Awas, Kecanduan Sosial Media Bisa Sebabkan Depresi
Update status dan chatting seolah sudah menjadi kebutuhan utama setiap individu zaman sekarang.
Editor: Dewi Agustina
COBA kita bersama-sama menjawab satu persatu pertanyaan di bawah ini dengan menjawab Ya atau Tidak.
1. Saat berkumpul dengan orang lain, apakah 50 persen dari waktu Anda tetap lengket dengan SmartPhone atau Gadget Anda?
2. Saat bertemu dengan orang lain apakah 50 persen dari waktu Anda masih aktif di sosial media?
3. Apakah Anda sering chatting tanpa menghasilkan sebuah pertemuan dengan orang lain atau tidak ada hasil bisnis dan deal-deal yang lain?
4. Apakah Smartphone adalah yang pertama Anda pegang di pagi hari dan malam hari sebelum tidur?
5. Apakah seluruh dunia tahu yang Anda lakukan dari pagi sampai malam hari karena postingan Anda di sosial media?
6. Apakah Anda pernah chatting saat Anda berkendara mobil atau motor?
7. Apakah sesungguhnya Anda sendiri jarang bersosialisasi secara nyata dengan teman-teman Anda?
Bertha Sekunda, seorang psikolog mengungkapkan, tidak ada panduan seberapa banyak Anda menjawab Ya dan menjawab Tidak untuk mengetahui apakah Anda kecanduan Sosial Media atau tidak.
Namun yang paling penting adalah point nomor 7.
Beberapa pertanyaan di atas bisa jadi awal deteksi apakah Anda mulai “memutus” hubungan sosial riil dengan orang lain dan lebih nyaman dengan teman virtual Anda.
Tidak ada yang menyalahkan bahwa kehidupan modern zaman sekarang membangun manusia untuk lebih dekat teknologi SmartPhone dengan aplikasi sosial medianya.
Update status dan chatting seolah sudah menjadi kebutuhan utama setiap individu zaman sekarang, karena segala kegiatan ngobrol sudah mempunyai wadah atau fasilitas yang canggih.
Dibanding beberapa tahun lalu yang chatting itu harus ke warnet dan bahkan harus membuka aplikasi mIRC yang saat masuk ke aplikasinya kadang harus dibantu penjaga warnet.
Sekarang komunikasi virtual itu bisa dilakukan dimana-mana dan kapan saja dalam genggaman tangan.

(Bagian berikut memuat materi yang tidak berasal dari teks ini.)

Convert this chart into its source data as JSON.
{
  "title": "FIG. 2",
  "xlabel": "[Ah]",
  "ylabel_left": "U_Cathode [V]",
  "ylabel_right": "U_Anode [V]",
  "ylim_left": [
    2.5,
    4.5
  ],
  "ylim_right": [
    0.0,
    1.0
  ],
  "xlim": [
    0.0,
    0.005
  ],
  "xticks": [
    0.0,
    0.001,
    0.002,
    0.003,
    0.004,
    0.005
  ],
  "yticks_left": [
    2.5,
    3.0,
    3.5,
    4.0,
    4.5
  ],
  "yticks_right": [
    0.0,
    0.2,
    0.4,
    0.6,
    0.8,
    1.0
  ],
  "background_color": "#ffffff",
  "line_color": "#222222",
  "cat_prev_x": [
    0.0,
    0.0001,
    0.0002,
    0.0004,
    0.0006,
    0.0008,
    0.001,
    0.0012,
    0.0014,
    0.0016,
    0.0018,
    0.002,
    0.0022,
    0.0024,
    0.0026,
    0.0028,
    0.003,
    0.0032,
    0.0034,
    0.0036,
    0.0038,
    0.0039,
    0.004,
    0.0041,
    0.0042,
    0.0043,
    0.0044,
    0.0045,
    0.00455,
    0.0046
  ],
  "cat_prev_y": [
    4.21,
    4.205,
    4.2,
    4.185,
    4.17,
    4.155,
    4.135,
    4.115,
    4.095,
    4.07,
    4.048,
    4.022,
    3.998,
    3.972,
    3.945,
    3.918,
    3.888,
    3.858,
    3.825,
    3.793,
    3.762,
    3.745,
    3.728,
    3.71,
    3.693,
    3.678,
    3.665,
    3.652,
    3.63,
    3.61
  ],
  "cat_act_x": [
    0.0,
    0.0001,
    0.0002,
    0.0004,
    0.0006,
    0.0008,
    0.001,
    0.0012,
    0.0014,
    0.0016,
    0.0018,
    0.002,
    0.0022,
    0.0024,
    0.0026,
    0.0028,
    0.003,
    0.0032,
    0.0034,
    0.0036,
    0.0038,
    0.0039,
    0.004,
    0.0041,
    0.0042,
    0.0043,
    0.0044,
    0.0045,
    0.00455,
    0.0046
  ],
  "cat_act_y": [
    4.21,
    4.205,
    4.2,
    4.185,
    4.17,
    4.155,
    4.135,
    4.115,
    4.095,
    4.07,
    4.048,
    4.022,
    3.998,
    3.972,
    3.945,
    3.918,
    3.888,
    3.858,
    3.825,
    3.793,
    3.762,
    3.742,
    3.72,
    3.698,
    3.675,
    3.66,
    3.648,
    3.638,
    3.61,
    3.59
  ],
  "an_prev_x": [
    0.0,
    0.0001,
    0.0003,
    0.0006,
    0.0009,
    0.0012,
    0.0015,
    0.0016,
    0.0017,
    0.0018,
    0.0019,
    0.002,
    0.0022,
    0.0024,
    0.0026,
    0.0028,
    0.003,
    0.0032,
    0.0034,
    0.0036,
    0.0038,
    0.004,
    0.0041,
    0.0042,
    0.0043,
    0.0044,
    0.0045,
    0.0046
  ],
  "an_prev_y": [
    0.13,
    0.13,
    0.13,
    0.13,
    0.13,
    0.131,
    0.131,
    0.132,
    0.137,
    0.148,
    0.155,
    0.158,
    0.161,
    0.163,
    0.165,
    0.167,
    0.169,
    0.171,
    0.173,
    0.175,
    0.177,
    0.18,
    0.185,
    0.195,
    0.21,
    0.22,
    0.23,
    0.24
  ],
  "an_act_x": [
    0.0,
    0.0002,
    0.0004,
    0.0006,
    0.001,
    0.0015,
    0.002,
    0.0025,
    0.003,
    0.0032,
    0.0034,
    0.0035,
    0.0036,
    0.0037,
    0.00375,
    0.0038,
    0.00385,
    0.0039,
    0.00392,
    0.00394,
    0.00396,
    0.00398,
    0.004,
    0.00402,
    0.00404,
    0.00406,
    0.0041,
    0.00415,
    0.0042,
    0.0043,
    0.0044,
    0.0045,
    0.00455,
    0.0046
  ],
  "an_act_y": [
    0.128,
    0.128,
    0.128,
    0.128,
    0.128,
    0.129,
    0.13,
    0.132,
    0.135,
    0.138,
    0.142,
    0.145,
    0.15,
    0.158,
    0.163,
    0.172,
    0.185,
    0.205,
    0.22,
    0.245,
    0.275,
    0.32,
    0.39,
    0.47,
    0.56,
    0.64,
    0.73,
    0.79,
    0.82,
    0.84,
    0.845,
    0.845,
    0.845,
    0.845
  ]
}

Jika keaktifan di sosial media mempunyai hasil yang optimal seperti bisnis atau awal dari sebuah “kopdar” atau kopi darat atau pertemuan riil, hal itu bisa dikatakan wajar-wajar saja.
Tetapi jika keaktifan yang berlebihan di sosial media itu untuk mengisi kekosongan Anda, maka Anda akan benar-benar merasa kosong nantinya.
Bisa jadi malah stress atau depresi karena merasa hampa dan punya dunia sendiri yang tidak nyata. Ini membuat Anda “disconnect to connect”.
Sebuah penelitian menyatakan bahwa orang dengan karakter yang kolektivis (lebih suka bersosialisasi) akan lebih stress saat terlalu sering berinteraksi dengan sosial media sebagai Social Network Sites, dibandingkan orang yang individualis.